Governments Struggle to Respond as AI-Generated Non-Consensual Nudity Spreads on X

For the past two weeks, X has been flooded with AI-manipulated nude images created by the Grok AI chatbot. An alarming range of women have been affected by the non-consensual nudes, including prominent models and actresses, as well as news figures, crime victims, and even world leaders.
A December 31 research paper from Copyleaks estimated that roughly one image was posted every minute, but later tests found far more. A sample collected on January 5–6 showed 6,700 per hour over the 24 hours.

But while public figures from around the world have decried the choice to release the model without safeguards, there are few precise mechanisms for regulators hoping to rein in Elon Musk’s new image-manipulating system. The result has become a painful lesson in the limits of tech regulation — and a forward-looking challenge for regulators hoping to make a mark.

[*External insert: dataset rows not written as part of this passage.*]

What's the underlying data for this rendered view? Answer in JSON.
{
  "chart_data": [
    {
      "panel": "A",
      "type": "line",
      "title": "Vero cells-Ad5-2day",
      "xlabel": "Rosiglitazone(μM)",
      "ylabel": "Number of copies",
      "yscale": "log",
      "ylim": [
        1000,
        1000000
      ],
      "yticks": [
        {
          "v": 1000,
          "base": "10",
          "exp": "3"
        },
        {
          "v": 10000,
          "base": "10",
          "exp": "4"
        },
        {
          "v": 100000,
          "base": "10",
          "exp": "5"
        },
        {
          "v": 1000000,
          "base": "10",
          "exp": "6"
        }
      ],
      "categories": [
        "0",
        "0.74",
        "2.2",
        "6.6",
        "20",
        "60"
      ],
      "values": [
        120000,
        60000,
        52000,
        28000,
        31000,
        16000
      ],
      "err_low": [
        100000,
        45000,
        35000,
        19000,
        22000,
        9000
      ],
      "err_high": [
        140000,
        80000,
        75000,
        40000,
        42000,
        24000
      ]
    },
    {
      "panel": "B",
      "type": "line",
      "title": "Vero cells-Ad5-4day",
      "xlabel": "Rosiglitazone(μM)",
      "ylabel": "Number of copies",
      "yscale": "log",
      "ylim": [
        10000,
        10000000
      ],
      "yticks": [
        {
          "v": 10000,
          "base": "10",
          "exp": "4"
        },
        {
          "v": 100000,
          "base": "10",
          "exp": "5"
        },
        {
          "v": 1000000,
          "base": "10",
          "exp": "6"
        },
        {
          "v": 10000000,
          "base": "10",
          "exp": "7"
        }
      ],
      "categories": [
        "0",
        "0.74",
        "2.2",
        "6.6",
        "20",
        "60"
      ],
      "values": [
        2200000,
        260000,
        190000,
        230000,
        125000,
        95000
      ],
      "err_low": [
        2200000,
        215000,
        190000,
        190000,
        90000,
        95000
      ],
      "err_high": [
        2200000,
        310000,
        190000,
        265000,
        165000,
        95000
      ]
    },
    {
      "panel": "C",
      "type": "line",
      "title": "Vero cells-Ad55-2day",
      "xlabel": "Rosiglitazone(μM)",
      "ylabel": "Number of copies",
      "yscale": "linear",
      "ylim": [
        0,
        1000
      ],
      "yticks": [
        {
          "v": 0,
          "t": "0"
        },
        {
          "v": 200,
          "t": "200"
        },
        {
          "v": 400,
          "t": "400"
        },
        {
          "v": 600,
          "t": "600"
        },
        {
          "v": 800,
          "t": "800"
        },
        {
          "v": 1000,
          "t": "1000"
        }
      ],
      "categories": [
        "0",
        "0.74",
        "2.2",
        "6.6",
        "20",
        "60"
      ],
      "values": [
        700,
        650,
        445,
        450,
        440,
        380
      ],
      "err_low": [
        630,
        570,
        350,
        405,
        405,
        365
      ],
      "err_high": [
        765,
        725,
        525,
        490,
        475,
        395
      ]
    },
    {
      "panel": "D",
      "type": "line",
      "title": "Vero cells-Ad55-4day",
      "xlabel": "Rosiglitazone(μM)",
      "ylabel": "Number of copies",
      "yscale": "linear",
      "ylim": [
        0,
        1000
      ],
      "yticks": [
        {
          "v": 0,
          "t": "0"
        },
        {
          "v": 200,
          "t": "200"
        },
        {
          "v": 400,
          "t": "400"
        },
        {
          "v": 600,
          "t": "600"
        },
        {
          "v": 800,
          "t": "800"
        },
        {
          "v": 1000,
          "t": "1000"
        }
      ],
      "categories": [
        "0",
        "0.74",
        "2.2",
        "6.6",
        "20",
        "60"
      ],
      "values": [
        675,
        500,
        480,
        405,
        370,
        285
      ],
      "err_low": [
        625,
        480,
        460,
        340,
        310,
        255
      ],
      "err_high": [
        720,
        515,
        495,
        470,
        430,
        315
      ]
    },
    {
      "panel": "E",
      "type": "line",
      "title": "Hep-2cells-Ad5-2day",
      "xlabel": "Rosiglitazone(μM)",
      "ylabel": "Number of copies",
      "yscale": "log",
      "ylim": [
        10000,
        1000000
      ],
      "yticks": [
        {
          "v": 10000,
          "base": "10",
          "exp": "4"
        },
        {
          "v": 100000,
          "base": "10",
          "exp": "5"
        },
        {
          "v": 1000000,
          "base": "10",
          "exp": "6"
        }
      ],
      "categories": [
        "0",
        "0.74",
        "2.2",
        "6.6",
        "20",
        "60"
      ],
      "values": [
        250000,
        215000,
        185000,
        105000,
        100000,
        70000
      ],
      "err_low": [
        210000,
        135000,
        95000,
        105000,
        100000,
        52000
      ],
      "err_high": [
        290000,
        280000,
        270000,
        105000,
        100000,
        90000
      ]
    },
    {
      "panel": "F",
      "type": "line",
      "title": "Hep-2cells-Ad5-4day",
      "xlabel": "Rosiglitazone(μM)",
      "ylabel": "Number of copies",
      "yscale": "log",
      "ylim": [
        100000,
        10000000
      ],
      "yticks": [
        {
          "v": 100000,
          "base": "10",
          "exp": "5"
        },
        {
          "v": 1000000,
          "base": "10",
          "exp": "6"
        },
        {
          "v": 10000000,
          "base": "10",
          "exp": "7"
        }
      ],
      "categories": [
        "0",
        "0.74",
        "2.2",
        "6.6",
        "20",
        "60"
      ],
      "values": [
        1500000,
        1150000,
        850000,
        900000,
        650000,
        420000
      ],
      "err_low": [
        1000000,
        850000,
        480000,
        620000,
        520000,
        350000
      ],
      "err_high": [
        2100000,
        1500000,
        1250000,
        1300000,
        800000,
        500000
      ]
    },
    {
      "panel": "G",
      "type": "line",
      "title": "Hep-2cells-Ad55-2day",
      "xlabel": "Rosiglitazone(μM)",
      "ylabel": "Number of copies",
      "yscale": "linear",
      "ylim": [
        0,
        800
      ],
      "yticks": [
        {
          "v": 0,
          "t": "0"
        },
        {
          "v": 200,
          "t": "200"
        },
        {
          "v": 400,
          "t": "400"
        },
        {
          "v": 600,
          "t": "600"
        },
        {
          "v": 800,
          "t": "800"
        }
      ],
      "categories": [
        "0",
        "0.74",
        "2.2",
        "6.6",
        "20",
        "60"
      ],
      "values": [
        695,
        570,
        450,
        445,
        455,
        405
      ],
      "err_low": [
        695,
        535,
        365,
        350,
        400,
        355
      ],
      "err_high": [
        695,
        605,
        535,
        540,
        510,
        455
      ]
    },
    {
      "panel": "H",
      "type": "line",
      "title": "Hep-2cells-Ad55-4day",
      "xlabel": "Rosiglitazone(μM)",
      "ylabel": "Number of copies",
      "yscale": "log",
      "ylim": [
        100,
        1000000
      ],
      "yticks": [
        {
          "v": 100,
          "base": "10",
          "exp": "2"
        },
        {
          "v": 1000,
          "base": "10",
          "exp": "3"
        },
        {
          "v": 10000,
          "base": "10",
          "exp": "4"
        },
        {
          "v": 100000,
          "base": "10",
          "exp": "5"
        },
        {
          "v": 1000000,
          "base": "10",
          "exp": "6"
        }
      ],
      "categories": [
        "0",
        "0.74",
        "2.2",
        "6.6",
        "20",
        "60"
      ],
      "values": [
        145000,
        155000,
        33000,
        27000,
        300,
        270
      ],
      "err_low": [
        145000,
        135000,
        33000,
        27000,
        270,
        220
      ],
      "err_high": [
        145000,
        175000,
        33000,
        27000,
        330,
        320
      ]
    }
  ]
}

Unsurprisingly, the most aggressive action has come from the European Commission, which on Thursday ordered xAI to retain all documents related to its Grok chatbot. The move doesn’t necessarily mean the commission has opened up a new investigation, but it’s a common precursor to such action. It’s particularly concerning given recent CNN reporting suggesting Elon Musk may have personally intervened to prevent safeguards on which images Grok could generate.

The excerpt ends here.